Agrício Crespo - É dificil separar a Otorrinolaringologia da Cirurgia de Cabeça e Pescoço, que nasceu da necessidade do tratamento cirúrgico dos tumores da via aerodigestiva superior. No Brasil, podemos traçar essa história com Jorge Fairbanks Barbosa, fundador da Sociedade Brasileira de Cirurgia de Cabeça e Pescoço, nos anos 60, um expoente na Otorrinolaringologia. Hoje, observamos que as duas especialidades caminham juntas, em todo o mundo. Na Europa, no Japão, nos EUA, quem faz a Cirurgia de Cabeça e Pescoço é o otorrinolaringologista; é uma área de atuação da ORL. No Brasil, a situação é um pouco diferente. Os otorrinolaringologistas se encantaram com o desenvolvimento da microcirurgia. A Cirurgia de Cabeça e Pescoço acabou proliferando na Cirurgia Geral e mesmo na Cirurgia Oncológica. Temos essa divisão no Brasil, mas em outros países predomina a união entre Cirurgia de Cabeça e Pescoço e ORL em uma única especialidade.
CD - Quais os limites de atuação entre duas áreas?
AC - As doenças não respeitam os limites impostos pelas especialidades médicas. No estatuto da SBORL observamos que as áreas de atuação da ORL incluem as doenças de ouvido, nariz e de toda a via aerodigestiva superior, bem como a Cirurgia de Cabeça e Pescoço, a Cirurgia de Base de Crânio, a Traumatologia Facial e a Cirurgia Buco maxilo facial. Eu diria que a atuação da ORL é ampla e compreende toda a região acima das clavículas, com exceção dos globos oculares e do sistema nervoso central. Em relação à Cirurgia de Cabeça e Pescoço, o campo de atuação é bem preciso. Está relacionado ao tratamento cirúrgico do câncer localizado nesta região do corpo. Mas, na prática, as coisas não funcionam bem assim. Hoje, há um interesse crescente, principalmente entre os mais jovens cirurgiões de atuar também em áreas da ORL, com ênfase na laringe, na cirurgia do nariz, na apnéia do sono, e em alguns setores da cirurgia bucomaxilo facial. O todo (otorrinolaringologia) está querendo resgatar sua parte (cirurgia de cabeça e pescoço). E a parte este querendo se reintegrar ao todo até por questões mercadológicas.

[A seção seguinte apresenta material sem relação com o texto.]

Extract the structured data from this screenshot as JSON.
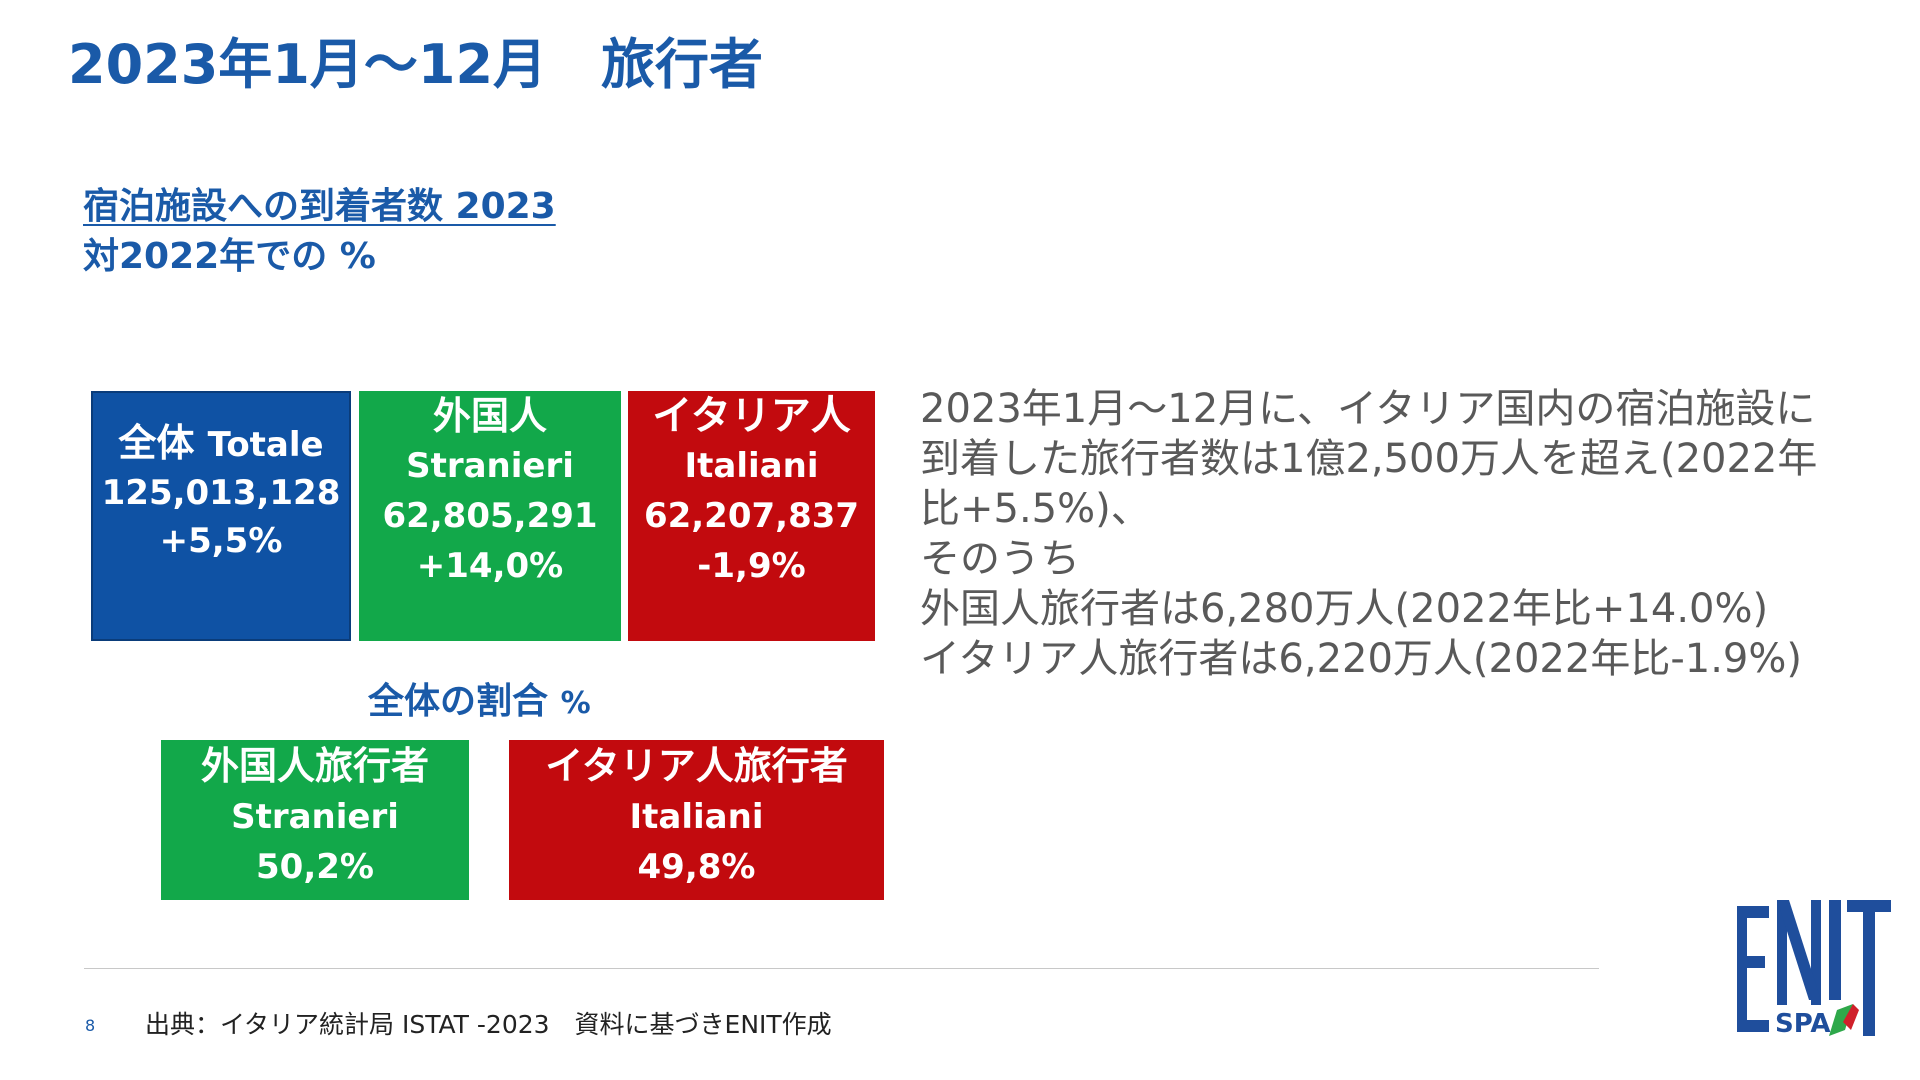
{
  "title": "2023年1月～12月　旅行者",
  "subtitle": {
    "line1": "宿泊施設への到着者数 2023",
    "line2": "対2022年での %"
  },
  "boxes": {
    "totale": {
      "label_jp": "全体",
      "label_it": "Totale",
      "value": "125,013,128",
      "change": "+5,5%",
      "color": "#0f52a4"
    },
    "stranieri": {
      "label_jp": "外国人",
      "label_it": "Stranieri",
      "value": "62,805,291",
      "change": "+14,0%",
      "color": "#12a84a"
    },
    "italiani": {
      "label_jp": "イタリア人",
      "label_it": "Italiani",
      "value": "62,207,837",
      "change": "-1,9%",
      "color": "#c20a0e"
    }
  },
  "share": {
    "label": "全体の割合",
    "label_unit": "%",
    "stranieri": {
      "label_jp": "外国人旅行者",
      "label_it": "Stranieri",
      "value": "50,2%"
    },
    "italiani": {
      "label_jp": "イタリア人旅行者",
      "label_it": "Italiani",
      "value": "49,8%"
    }
  },
  "description": [
    "2023年1月～12月に、イタリア国内の宿泊施設に",
    "到着した旅行者数は1億2,500万人を超え(2022年",
    "比+5.5%)、",
    "そのうち",
    "外国人旅行者は6,280万人(2022年比+14.0%)",
    "イタリア人旅行者は6,220万人(2022年比-1.9%)"
  ],
  "footer": {
    "page_number": "8",
    "source": "出典：イタリア統計局 ISTAT -2023　資料に基づきENIT作成"
  },
  "logo": {
    "text": "ENIT",
    "sub": "SPA",
    "color": "#1f4e9c",
    "accent_green": "#2ea84a",
    "accent_red": "#d0202a"
  }
}
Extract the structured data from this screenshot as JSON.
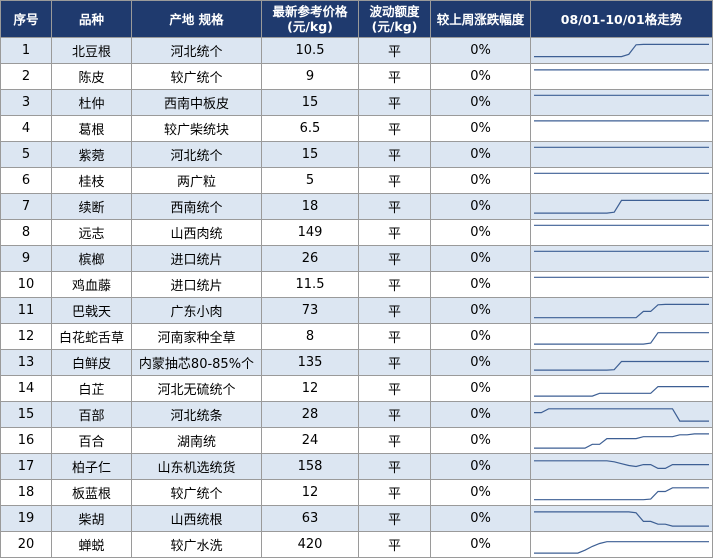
{
  "header": {
    "index": "序号",
    "variety": "品种",
    "origin_spec": "产地 规格",
    "price_line1": "最新参考价格",
    "price_line2": "(元/kg)",
    "change_line1": "波动额度",
    "change_line2": "(元/kg)",
    "weekly_pct": "较上周涨跌幅度",
    "trend": "08/01-10/01格走势"
  },
  "colors": {
    "header_bg": "#1f3a6e",
    "alt_row_bg": "#dce6f2",
    "trend_line": "#3d5f94"
  },
  "rows": [
    {
      "index": "1",
      "variety": "北豆根",
      "spec": "河北统个",
      "price": "10.5",
      "change": "平",
      "pct": "0%",
      "trend": [
        0.18,
        0.18,
        0.18,
        0.18,
        0.18,
        0.18,
        0.18,
        0.18,
        0.18,
        0.18,
        0.18,
        0.18,
        0.18,
        0.3,
        0.8,
        0.82,
        0.82,
        0.82,
        0.82,
        0.82,
        0.82,
        0.82,
        0.82,
        0.82,
        0.82
      ]
    },
    {
      "index": "2",
      "variety": "陈皮",
      "spec": "较广统个",
      "price": "9",
      "change": "平",
      "pct": "0%",
      "trend": [
        0.85,
        0.85,
        0.85,
        0.85,
        0.85,
        0.85,
        0.85,
        0.85,
        0.85,
        0.85,
        0.85,
        0.85,
        0.85,
        0.85,
        0.85,
        0.85,
        0.85,
        0.85,
        0.85,
        0.85,
        0.85,
        0.85,
        0.85,
        0.85,
        0.85
      ]
    },
    {
      "index": "3",
      "variety": "杜仲",
      "spec": "西南中板皮",
      "price": "15",
      "change": "平",
      "pct": "0%",
      "trend": [
        0.88,
        0.88,
        0.88,
        0.88,
        0.88,
        0.88,
        0.88,
        0.88,
        0.88,
        0.88,
        0.88,
        0.88,
        0.88,
        0.88,
        0.88,
        0.88,
        0.88,
        0.88,
        0.88,
        0.88,
        0.88,
        0.88,
        0.88,
        0.88,
        0.88
      ]
    },
    {
      "index": "4",
      "variety": "葛根",
      "spec": "较广柴统块",
      "price": "6.5",
      "change": "平",
      "pct": "0%",
      "trend": [
        0.9,
        0.9,
        0.9,
        0.9,
        0.9,
        0.9,
        0.9,
        0.9,
        0.9,
        0.9,
        0.9,
        0.9,
        0.9,
        0.9,
        0.9,
        0.9,
        0.9,
        0.9,
        0.9,
        0.9,
        0.9,
        0.9,
        0.9,
        0.9,
        0.9
      ]
    },
    {
      "index": "5",
      "variety": "紫菀",
      "spec": "河北统个",
      "price": "15",
      "change": "平",
      "pct": "0%",
      "trend": [
        0.88,
        0.88,
        0.88,
        0.88,
        0.88,
        0.88,
        0.88,
        0.88,
        0.88,
        0.88,
        0.88,
        0.88,
        0.88,
        0.88,
        0.88,
        0.88,
        0.88,
        0.88,
        0.88,
        0.88,
        0.88,
        0.88,
        0.88,
        0.88,
        0.88
      ]
    },
    {
      "index": "6",
      "variety": "桂枝",
      "spec": "两广粒",
      "price": "5",
      "change": "平",
      "pct": "0%",
      "trend": [
        0.88,
        0.88,
        0.88,
        0.88,
        0.88,
        0.88,
        0.88,
        0.88,
        0.88,
        0.88,
        0.88,
        0.88,
        0.88,
        0.88,
        0.88,
        0.88,
        0.88,
        0.88,
        0.88,
        0.88,
        0.88,
        0.88,
        0.88,
        0.88,
        0.88
      ]
    },
    {
      "index": "7",
      "variety": "续断",
      "spec": "西南统个",
      "price": "18",
      "change": "平",
      "pct": "0%",
      "trend": [
        0.15,
        0.15,
        0.15,
        0.15,
        0.15,
        0.15,
        0.15,
        0.15,
        0.15,
        0.15,
        0.15,
        0.2,
        0.82,
        0.82,
        0.82,
        0.82,
        0.82,
        0.82,
        0.82,
        0.82,
        0.82,
        0.82,
        0.82,
        0.82,
        0.82
      ]
    },
    {
      "index": "8",
      "variety": "远志",
      "spec": "山西肉统",
      "price": "149",
      "change": "平",
      "pct": "0%",
      "trend": [
        0.88,
        0.88,
        0.88,
        0.88,
        0.88,
        0.88,
        0.88,
        0.88,
        0.88,
        0.88,
        0.88,
        0.88,
        0.88,
        0.88,
        0.88,
        0.88,
        0.88,
        0.88,
        0.88,
        0.88,
        0.88,
        0.88,
        0.88,
        0.88,
        0.88
      ]
    },
    {
      "index": "9",
      "variety": "槟榔",
      "spec": "进口统片",
      "price": "26",
      "change": "平",
      "pct": "0%",
      "trend": [
        0.88,
        0.88,
        0.88,
        0.88,
        0.88,
        0.88,
        0.88,
        0.88,
        0.88,
        0.88,
        0.88,
        0.88,
        0.88,
        0.88,
        0.88,
        0.88,
        0.88,
        0.88,
        0.88,
        0.88,
        0.88,
        0.88,
        0.88,
        0.88,
        0.88
      ]
    },
    {
      "index": "10",
      "variety": "鸡血藤",
      "spec": "进口统片",
      "price": "11.5",
      "change": "平",
      "pct": "0%",
      "trend": [
        0.88,
        0.88,
        0.88,
        0.88,
        0.88,
        0.88,
        0.88,
        0.88,
        0.88,
        0.88,
        0.88,
        0.88,
        0.88,
        0.88,
        0.88,
        0.88,
        0.88,
        0.88,
        0.88,
        0.88,
        0.88,
        0.88,
        0.88,
        0.88,
        0.88
      ]
    },
    {
      "index": "11",
      "variety": "巴戟天",
      "spec": "广东小肉",
      "price": "73",
      "change": "平",
      "pct": "0%",
      "trend": [
        0.12,
        0.12,
        0.12,
        0.12,
        0.12,
        0.12,
        0.12,
        0.12,
        0.12,
        0.12,
        0.12,
        0.12,
        0.12,
        0.12,
        0.12,
        0.45,
        0.45,
        0.8,
        0.82,
        0.82,
        0.82,
        0.82,
        0.82,
        0.82,
        0.82
      ]
    },
    {
      "index": "12",
      "variety": "白花蛇舌草",
      "spec": "河南家种全草",
      "price": "8",
      "change": "平",
      "pct": "0%",
      "trend": [
        0.1,
        0.1,
        0.1,
        0.1,
        0.1,
        0.1,
        0.1,
        0.1,
        0.1,
        0.1,
        0.1,
        0.1,
        0.1,
        0.1,
        0.1,
        0.1,
        0.15,
        0.7,
        0.7,
        0.7,
        0.7,
        0.7,
        0.7,
        0.7,
        0.7
      ]
    },
    {
      "index": "13",
      "variety": "白鲜皮",
      "spec": "内蒙抽芯80-85%个",
      "price": "135",
      "change": "平",
      "pct": "0%",
      "trend": [
        0.1,
        0.1,
        0.1,
        0.1,
        0.1,
        0.1,
        0.1,
        0.1,
        0.1,
        0.1,
        0.1,
        0.12,
        0.55,
        0.55,
        0.55,
        0.55,
        0.55,
        0.55,
        0.55,
        0.55,
        0.55,
        0.55,
        0.55,
        0.55,
        0.55
      ]
    },
    {
      "index": "14",
      "variety": "白芷",
      "spec": "河北无硫统个",
      "price": "12",
      "change": "平",
      "pct": "0%",
      "trend": [
        0.1,
        0.1,
        0.1,
        0.1,
        0.1,
        0.1,
        0.1,
        0.1,
        0.1,
        0.25,
        0.25,
        0.25,
        0.25,
        0.25,
        0.25,
        0.25,
        0.25,
        0.6,
        0.6,
        0.6,
        0.6,
        0.6,
        0.6,
        0.6,
        0.6
      ]
    },
    {
      "index": "15",
      "variety": "百部",
      "spec": "河北统条",
      "price": "28",
      "change": "平",
      "pct": "0%",
      "trend": [
        0.6,
        0.6,
        0.8,
        0.8,
        0.8,
        0.8,
        0.8,
        0.8,
        0.8,
        0.8,
        0.8,
        0.8,
        0.8,
        0.8,
        0.8,
        0.8,
        0.8,
        0.8,
        0.8,
        0.8,
        0.15,
        0.15,
        0.15,
        0.15,
        0.15
      ]
    },
    {
      "index": "16",
      "variety": "百合",
      "spec": "湖南统",
      "price": "24",
      "change": "平",
      "pct": "0%",
      "trend": [
        0.1,
        0.1,
        0.1,
        0.1,
        0.1,
        0.1,
        0.1,
        0.1,
        0.3,
        0.3,
        0.6,
        0.6,
        0.6,
        0.6,
        0.6,
        0.7,
        0.7,
        0.7,
        0.7,
        0.7,
        0.8,
        0.8,
        0.85,
        0.85,
        0.85
      ]
    },
    {
      "index": "17",
      "variety": "柏子仁",
      "spec": "山东机选统货",
      "price": "158",
      "change": "平",
      "pct": "0%",
      "trend": [
        0.8,
        0.8,
        0.8,
        0.8,
        0.8,
        0.8,
        0.8,
        0.8,
        0.8,
        0.8,
        0.8,
        0.75,
        0.65,
        0.55,
        0.5,
        0.6,
        0.6,
        0.4,
        0.4,
        0.6,
        0.6,
        0.6,
        0.6,
        0.6,
        0.6
      ]
    },
    {
      "index": "18",
      "variety": "板蓝根",
      "spec": "较广统个",
      "price": "12",
      "change": "平",
      "pct": "0%",
      "trend": [
        0.12,
        0.12,
        0.12,
        0.12,
        0.12,
        0.12,
        0.12,
        0.12,
        0.12,
        0.12,
        0.12,
        0.12,
        0.12,
        0.12,
        0.12,
        0.12,
        0.15,
        0.55,
        0.55,
        0.75,
        0.75,
        0.75,
        0.75,
        0.75,
        0.75
      ]
    },
    {
      "index": "19",
      "variety": "柴胡",
      "spec": "山西统根",
      "price": "63",
      "change": "平",
      "pct": "0%",
      "trend": [
        0.85,
        0.85,
        0.85,
        0.85,
        0.85,
        0.85,
        0.85,
        0.85,
        0.85,
        0.85,
        0.85,
        0.85,
        0.85,
        0.85,
        0.8,
        0.35,
        0.35,
        0.2,
        0.2,
        0.1,
        0.1,
        0.1,
        0.1,
        0.1,
        0.1
      ]
    },
    {
      "index": "20",
      "variety": "蝉蜕",
      "spec": "较广水洗",
      "price": "420",
      "change": "平",
      "pct": "0%",
      "trend": [
        0.05,
        0.05,
        0.05,
        0.05,
        0.05,
        0.05,
        0.05,
        0.2,
        0.4,
        0.55,
        0.65,
        0.65,
        0.65,
        0.65,
        0.65,
        0.65,
        0.65,
        0.65,
        0.65,
        0.65,
        0.65,
        0.65,
        0.65,
        0.65,
        0.65
      ]
    }
  ]
}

CD - AS duas Especialidades estão extremamente relacionadas?
AC - Sim, até porque são indivisíveis. As duas especialidades tratam do mesmo território anatômico e de doenças que, em determinado momento, se sobrepõem. Quando um paciente apresenta um tumor de cabeça ou de pescoço, a sintomatologia inicial se confunde com outras doenças benignas dos mesmos órgãos. Por isso, o otorrinolaringologista necessita ser versado no diagnóstico diferencial entre os tumores e as lesões benignas. Sua responsabilidade torna se cada vez maior, agora que a maioria dos ORL têm acesso aos métodos de diagnósticos por endoscopia. Certamente caberá a eles o diagnóstico dos tumores da cabeça e pescoço. E todo o mundo sabe e reconhece que o primeiro médico a tratar um câncer é geralmente o maior responsável pela boa ou má condução do caso. É muito difícil separar as duas áreas. Agora, como especialidades legalmente constituídas, diante da AMB, temos que reconhecer hoje duas especialidades distintas e autônomas, e que devem ser assim respeitadas.
CD - As duas áreas podem tratar do mesmo assunto?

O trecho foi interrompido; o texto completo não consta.